The Twin Tragedies of the Gaza War

The U.S. Marxist-Humanist Organization

Statement of the U.S. Marxist-Humanists

Israel’s war on Gaza killed 1300 Palestinians, over 400 of them children. Its military has committed war crimes on a vast scale. These included indiscriminate shelling and air strikes against a civilian population of 1.4 million people with nowhere to flee. The Israeli armed forces deliberately targeted schools, hospitals, mosques, and United Nations agencies. Israeli forces also used white phosphorus shells in civilian areas, another war crime. In what amounts to a macabre battlefield “experiment,” they additionally used a horrific new weapon, the Dense Inert Metal Explosive (DIME), which slices up people within a small radius. DIME is likely to be banned under the Geneva Convention.

The deafening silence of the U.S. was heard throughout the Arab and Muslim world. At first Barack Obama used the excuse that he was not yet president to remain silent. But he has remained equally silent on the atrocities in Gaza since taking office, as has his government. The Western European powers have spoken up a bit more, but taken no action. All of these powers are nervous about the effects of this war on the oil lifeline for global capital. The fact that these powers seek simultaneously to support Israel — and the Arab oil kingdoms like Saudi Arabia — constitutes one of the deepest contradictions in the global political-economic order. This was evident at the Davos economic summit, when Turkey lashed out at the fact that Israel was allowed to state its case for war without time for rebuttal.

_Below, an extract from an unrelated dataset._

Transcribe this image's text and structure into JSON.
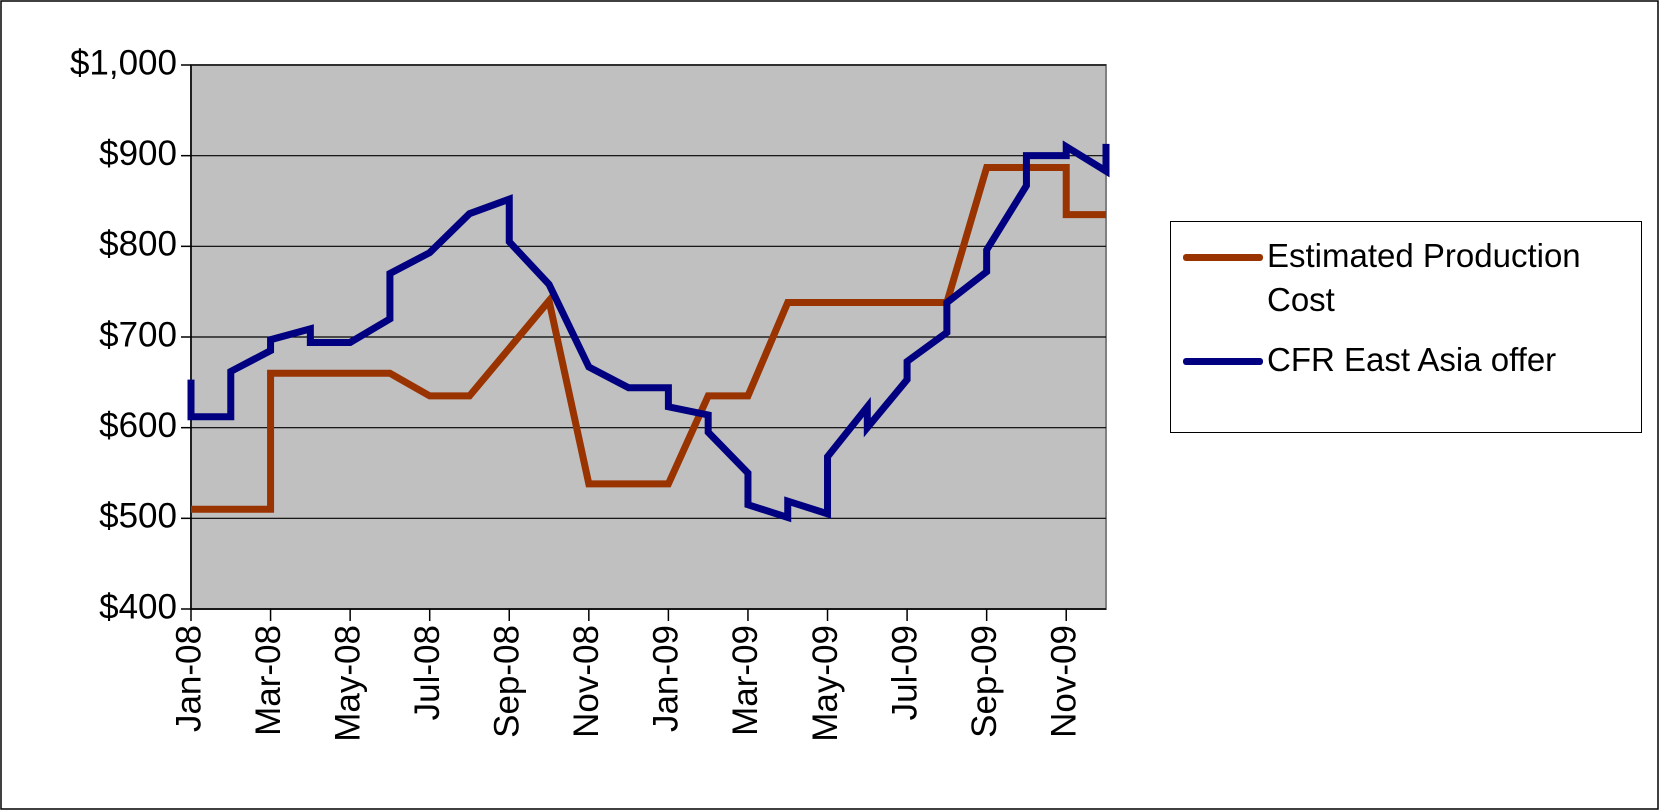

Tragically, this criminal war has led to an outburst of the rankest militarism and jingoism inside Israel itself, choking off the peace movement and crushing the left. Although the war was launched under a government that included the Labor Party, which hoped opportunistically to gain votes in the February elections, in fact Labor saw its vote share decline once again. Rightist parties have triumphed, including the neo-fascist Yisrael Beiteinu, whose platform calls for the expulsion of Arab citizens of Israel who do not sign a loyalty oath to the Zionist state. Those parts of the Israeli population most supportive of peace and the end of the occupation have emerged from this process weakened and demoralized. This sense of demoralization has been heightened by the fact that even leftist forces like the Meretz party opportunistically supported this war.

The stated aim of the war was to stop the harassing but ineffectual rocket attacks launched by the Hamas movement into Israel from Gaza. The unstated aim – but one often leaked to the press by Israeli officials — was to crush Hamas or at least, in true imperialist fashion, to “teach them a lesson.” Instead, and this is the second tragedy of this war, Hamas and other fundamentalist, rejectionist currents have emerged from this war with stronger support than before. Within the Palestinian national liberation movement, such forces remain ascendant, with the more secular Palestinian Authority left on the sidelines and falsely but effectively accused by Hamas of collaboration with Israel. Although Hamas has modified some of its earlier policies, whether on gender or on Israel’s right to exist, it remains a basically reactionary movement, with an agenda far removed from that of any genuinely leftist currents.

Although the recent war has undermined them, more secular and leftist voices still probably constitute the majority within the Palestinian national liberation movement. Among them is Marwan Barghouti, a resistance leader still sitting inside an Israeli prison, or Sari Nusseibeh, a leading opponent of the occupation who has also issued strong criticisms of narrow forms of Palestinian nationalism.

The war has also given succor to the reactionary regime in Tehran, allowing it to engage in a new orgy of repression, this time of feminist and peace activists protesting Israel’s war on Gaza but who do not toe the government’s line. The regime has even claimed that these critics are agents of Israel!

We support the present worldwide efforts – both inside and outside Israel — to protest Israel’s war, its continuing occupation of Jerusalem and the Palestinian territories, and its failure to negotiate seriously the establishment of a Palestinian state on the basis of the 1967 borders. We also support the efforts to isolate the Israeli regime and its military machine, as seen in the recent decision of Hampshire College to divest from six firms that fuel that machine, a decision shaped by years of student activism on that campus. (Hampshire was the first U.S. campus to also divest from firms doing business with South Africa.) At the same time, however, we oppose those forms of opposition to Israel that drift into anti-Semitism.

In addition, we support the Palestinian national liberation movement, especially those sectors that embrace socialist, feminist, and secular politics. We are therefore critical of the reactionary politics of Hamas and similar movements, while recognizing that the authoritarianism and corruption of the Palestinian Authority has opened the way for Hamas. We support those forces in the Palestinian territories, in Israel, and in the region that put forward socialist, democratic, and feminist politics.